LORAIN — The police officer who used a Taser to subdue a 14-year-old autistic boy acted within police policy, a police official said.
Police Lt. Thomas Mize said he was not there Sunday night when officers made the decision to bring the teen under control with two short cycles from a Taser; however, a review of the report showed the officer was “objectively reasonable in the use of force,” he said.
“Officers tried to get him to cooperate, but he would not, and officers were put in a position where they had to make a decision based on the available facts,” Mize said. “The goal was to gain control of the situation, and when it became obvious that talking was not going to work and the boy moved into the street where he posed a danger to himself and others, the officer made a decision to gain control using the least amount of force necessary.”
However, 32-year-old Tashanda Collins said she wishes police would have tried something else. She fears the psychological effects of the incident on her son.
“He keeps telling people that the police shot him, because that’s how he has processed what happened,” she said. “They should have used the Taser as a last resort.”

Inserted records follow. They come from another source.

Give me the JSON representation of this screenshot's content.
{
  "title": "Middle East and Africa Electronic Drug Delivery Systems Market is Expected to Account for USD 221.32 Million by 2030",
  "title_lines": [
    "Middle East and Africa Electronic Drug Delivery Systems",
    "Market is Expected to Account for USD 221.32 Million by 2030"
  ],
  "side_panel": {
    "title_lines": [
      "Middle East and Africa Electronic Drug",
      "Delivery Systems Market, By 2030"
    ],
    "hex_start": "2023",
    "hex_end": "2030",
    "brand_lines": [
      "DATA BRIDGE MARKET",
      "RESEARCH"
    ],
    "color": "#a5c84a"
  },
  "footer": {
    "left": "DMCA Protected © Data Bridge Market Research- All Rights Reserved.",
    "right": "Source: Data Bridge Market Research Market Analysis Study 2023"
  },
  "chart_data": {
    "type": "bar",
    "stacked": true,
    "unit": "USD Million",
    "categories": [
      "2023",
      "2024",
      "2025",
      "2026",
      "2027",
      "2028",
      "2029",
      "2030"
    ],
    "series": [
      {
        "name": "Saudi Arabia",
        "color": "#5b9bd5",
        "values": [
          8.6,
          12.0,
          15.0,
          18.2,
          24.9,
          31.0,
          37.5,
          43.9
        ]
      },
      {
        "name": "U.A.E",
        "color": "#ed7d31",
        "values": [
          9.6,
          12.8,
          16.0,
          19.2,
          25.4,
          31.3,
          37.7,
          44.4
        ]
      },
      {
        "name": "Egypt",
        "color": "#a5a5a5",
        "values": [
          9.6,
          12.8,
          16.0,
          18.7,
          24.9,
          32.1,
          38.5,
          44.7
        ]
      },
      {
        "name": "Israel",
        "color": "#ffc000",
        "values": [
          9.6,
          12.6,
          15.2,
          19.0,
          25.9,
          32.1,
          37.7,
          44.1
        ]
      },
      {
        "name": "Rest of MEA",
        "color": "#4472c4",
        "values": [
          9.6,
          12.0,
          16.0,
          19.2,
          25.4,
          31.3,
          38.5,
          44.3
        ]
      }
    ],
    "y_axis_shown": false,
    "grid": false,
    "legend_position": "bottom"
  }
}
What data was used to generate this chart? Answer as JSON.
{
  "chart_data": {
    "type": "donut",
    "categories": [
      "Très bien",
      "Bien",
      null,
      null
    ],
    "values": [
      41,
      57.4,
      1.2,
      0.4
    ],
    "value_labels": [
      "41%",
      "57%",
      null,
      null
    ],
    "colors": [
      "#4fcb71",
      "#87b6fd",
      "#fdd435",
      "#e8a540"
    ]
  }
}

Collins said she called police shortly before 10 p.m. Sunday because she wanted help getting her son in the house. She said her first call was to the boy’s father, who lives several blocks away, but he didn’t come.
According to police, the teen had broken two windows with rocks at a neighboring home and refused to go inside his house. Officers tried talking to him, but he ran into the street, where he picked up gravel with both hands and began throwing rocks.
He also shattered the rear window of a car parked on the street. The decision to use the Taser was made when the teen reportedly charged at officers, the report said. He was hit with one initial five-second cycle, but it had no effect, the report said. A second five-second cycle was started and stopped midway when officers saw that he was ready to comply.
He was handcuffed, placed in the back of a police cruiser and taken to CHP Regional Medical Center to have the probes removed. He was later sent home with his mother.
Collins said her son has had outbursts in the past, but never to that extreme. He is autistic but functional, she said. He attends Southview High School and is normally a lot easier to control.
“He’s kind of locked in his own world, but we manage just fine,” she said. “Anyone who knows me knows that my son is my life and I’m doing everything I can to help him along."